Department of Internal Medicine I, Endocrine and Diabetes Unit, University Hospital Würzburg, University of Würzburg, Würzburg, Germany.
Endocrine Research Unit, Medizinische Klinik und Poliklinik IV, Klinikum der Universität München, Munich, Germany.
Trends Endocrinol Metab. 2015 Oct;26(10):573-583. doi: 10.1016/j.tem.2015.08.003.

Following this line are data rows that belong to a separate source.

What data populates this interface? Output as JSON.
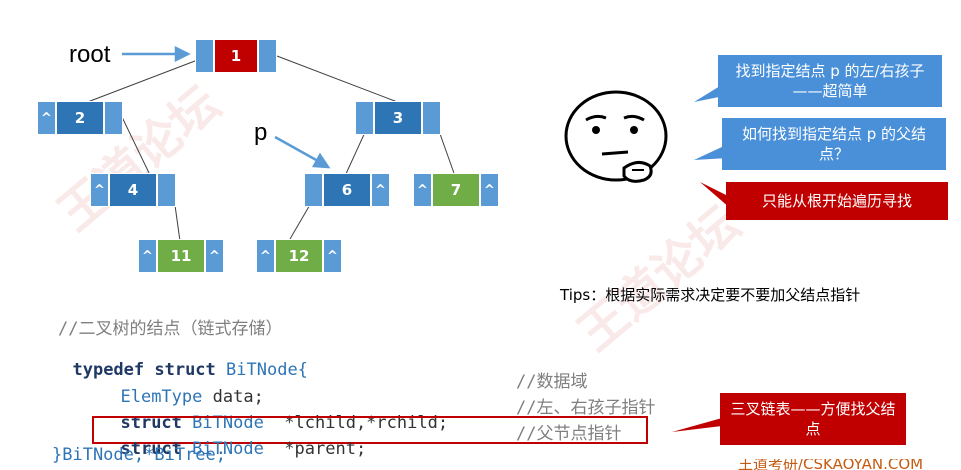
{
  "labels": {
    "root": "root",
    "p": "p"
  },
  "nodes": {
    "n1": {
      "value": "1"
    },
    "n2": {
      "left": "^",
      "value": "2"
    },
    "n3": {
      "value": "3"
    },
    "n4": {
      "left": "^",
      "value": "4"
    },
    "n6": {
      "value": "6",
      "right": "^"
    },
    "n7": {
      "left": "^",
      "value": "7",
      "right": "^"
    },
    "n11": {
      "left": "^",
      "value": "11",
      "right": "^"
    },
    "n12": {
      "left": "^",
      "value": "12",
      "right": "^"
    }
  },
  "bubbles": {
    "b1": "找到指定结点 p 的左/右孩子——超简单",
    "b2": "如何找到指定结点 p 的父结点？",
    "b3": "只能从根开始遍历寻找",
    "b4": "三叉链表——方便找父结点"
  },
  "tips": "Tips：根据实际需求决定要不要加父结点指针",
  "code": {
    "comment": "//二叉树的结点（链式存储）",
    "l1_kw": "typedef struct",
    "l1_name": "BiTNode{",
    "l2_type": "ElemType",
    "l2_field": "data;",
    "l2_comment": "//数据域",
    "l3_kw": "struct",
    "l3_type": "BiTNode",
    "l3_field": "*lchild,*rchild;",
    "l3_comment": "//左、右孩子指针",
    "l4_kw": "struct",
    "l4_type": "BiTNode",
    "l4_field": "*parent;",
    "l4_comment": "//父节点指针",
    "l5": "}BiTNode,*BiTree;"
  },
  "footer": "王道考研/CSKAOYAN.COM",
  "colors": {
    "red": "#c00000",
    "blue": "#4472c4",
    "green": "#70ad47",
    "bubble_blue": "#4a90d9"
  }
}
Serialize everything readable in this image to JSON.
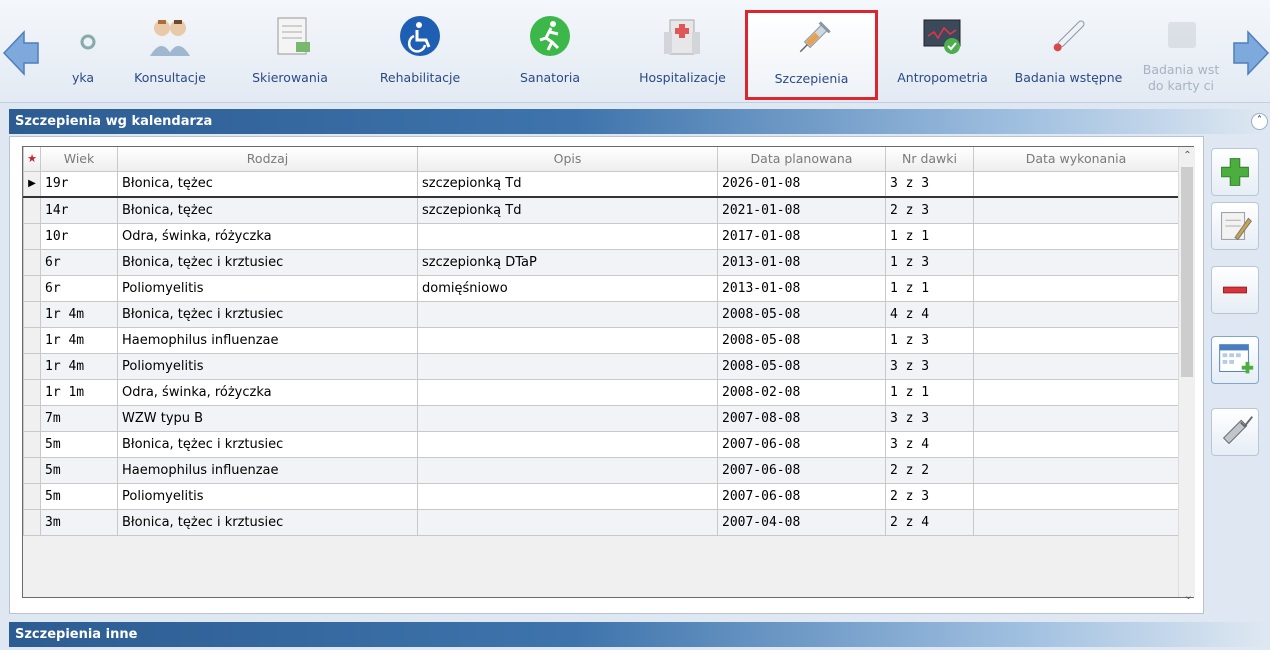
{
  "toolbar": {
    "items": [
      {
        "label": "yka",
        "icon": "stethoscope-icon"
      },
      {
        "label": "Konsultacje",
        "icon": "doctors-icon"
      },
      {
        "label": "Skierowania",
        "icon": "document-icon"
      },
      {
        "label": "Rehabilitacje",
        "icon": "wheelchair-icon"
      },
      {
        "label": "Sanatoria",
        "icon": "runner-icon"
      },
      {
        "label": "Hospitalizacje",
        "icon": "hospital-icon"
      },
      {
        "label": "Szczepienia",
        "icon": "syringe-icon"
      },
      {
        "label": "Antropometria",
        "icon": "monitor-check-icon"
      },
      {
        "label": "Badania wstępne",
        "icon": "thermometer-icon"
      },
      {
        "label": "Badania wst",
        "label2": "do karty ci",
        "icon": "card-icon"
      }
    ]
  },
  "section1": {
    "title": "Szczepienia wg kalendarza"
  },
  "section2": {
    "title": "Szczepienia inne"
  },
  "grid": {
    "columns": [
      "Wiek",
      "Rodzaj",
      "Opis",
      "Data planowana",
      "Nr dawki",
      "Data wykonania"
    ],
    "rows": [
      {
        "wiek": "19r",
        "rodzaj": "Błonica, tężec",
        "opis": "szczepionką Td",
        "data": "2026-01-08",
        "dawka": "3 z 3",
        "wykonania": ""
      },
      {
        "wiek": "14r",
        "rodzaj": "Błonica, tężec",
        "opis": "szczepionką Td",
        "data": "2021-01-08",
        "dawka": "2 z 3",
        "wykonania": ""
      },
      {
        "wiek": "10r",
        "rodzaj": "Odra, świnka, różyczka",
        "opis": "",
        "data": "2017-01-08",
        "dawka": "1 z 1",
        "wykonania": ""
      },
      {
        "wiek": "6r",
        "rodzaj": "Błonica, tężec i krztusiec",
        "opis": "szczepionką DTaP",
        "data": "2013-01-08",
        "dawka": "1 z 3",
        "wykonania": ""
      },
      {
        "wiek": "6r",
        "rodzaj": "Poliomyelitis",
        "opis": "domięśniowo",
        "data": "2013-01-08",
        "dawka": "1 z 1",
        "wykonania": ""
      },
      {
        "wiek": "1r 4m",
        "rodzaj": "Błonica, tężec i krztusiec",
        "opis": "",
        "data": "2008-05-08",
        "dawka": "4 z 4",
        "wykonania": ""
      },
      {
        "wiek": "1r 4m",
        "rodzaj": "Haemophilus influenzae",
        "opis": "",
        "data": "2008-05-08",
        "dawka": "1 z 3",
        "wykonania": ""
      },
      {
        "wiek": "1r 4m",
        "rodzaj": "Poliomyelitis",
        "opis": "",
        "data": "2008-05-08",
        "dawka": "3 z 3",
        "wykonania": ""
      },
      {
        "wiek": "1r 1m",
        "rodzaj": "Odra, świnka, różyczka",
        "opis": "",
        "data": "2008-02-08",
        "dawka": "1 z 1",
        "wykonania": ""
      },
      {
        "wiek": "7m",
        "rodzaj": "WZW typu B",
        "opis": "",
        "data": "2007-08-08",
        "dawka": "3 z 3",
        "wykonania": ""
      },
      {
        "wiek": "5m",
        "rodzaj": "Błonica, tężec i krztusiec",
        "opis": "",
        "data": "2007-06-08",
        "dawka": "3 z 4",
        "wykonania": ""
      },
      {
        "wiek": "5m",
        "rodzaj": "Haemophilus influenzae",
        "opis": "",
        "data": "2007-06-08",
        "dawka": "2 z 2",
        "wykonania": ""
      },
      {
        "wiek": "5m",
        "rodzaj": "Poliomyelitis",
        "opis": "",
        "data": "2007-06-08",
        "dawka": "2 z 3",
        "wykonania": ""
      },
      {
        "wiek": "3m",
        "rodzaj": "Błonica, tężec i krztusiec",
        "opis": "",
        "data": "2007-04-08",
        "dawka": "2 z 4",
        "wykonania": ""
      }
    ]
  },
  "colors": {
    "active_border": "#d9262f",
    "header_blue": "#2c5c92",
    "label_blue": "#2a4a86"
  }
}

Cushing's disease (CD) is caused by corticotropin-secreting pituitary adenomas and results in substantial morbidity and mortality. Its molecular basis has remained poorly understood until the past few years, when several proteins and genes [such as testicular orphan nuclear receptor 4 (TR4) and heat shock protein 90 (HSP90)] were found to play key roles in the disease. Most recently, mutations in the gene of ubiquitin-specific peptidase 8 (USP8) increasing its deubiquination activity were discovered in a high percentage of corticotroph adenomas. Here, we will discuss emerging insights in the molecular alterations that finally result in CD. The therapeutic potential of these findings needs to be carefully evaluated in the near future, hopefully resulting in new treatment options for this devastating disorder.
库欣病(CD)是由促肾上腺皮质激素分泌垂体腺瘤引起的,可导致严重的发病率和死亡率。直到过去几年,当发现几种蛋白质和基因[如睾丸孤儿核受体 4(TR4)和热休克蛋白 90(HSP90)]在疾病中发挥关键作用时,其分子基础仍未得到很好的理解。最近,在大多数促肾上腺皮质激素腺瘤中发现了泛素特异性肽酶 8(USP8)基因的突变,增加了其去泛素化活性。在这里,我们将讨论最终导致 CD 的分子改变的新见解。这些发现的治疗潜力需要在不久的将来进行仔细评估,希望为这种破坏性疾病带来新的治疗选择。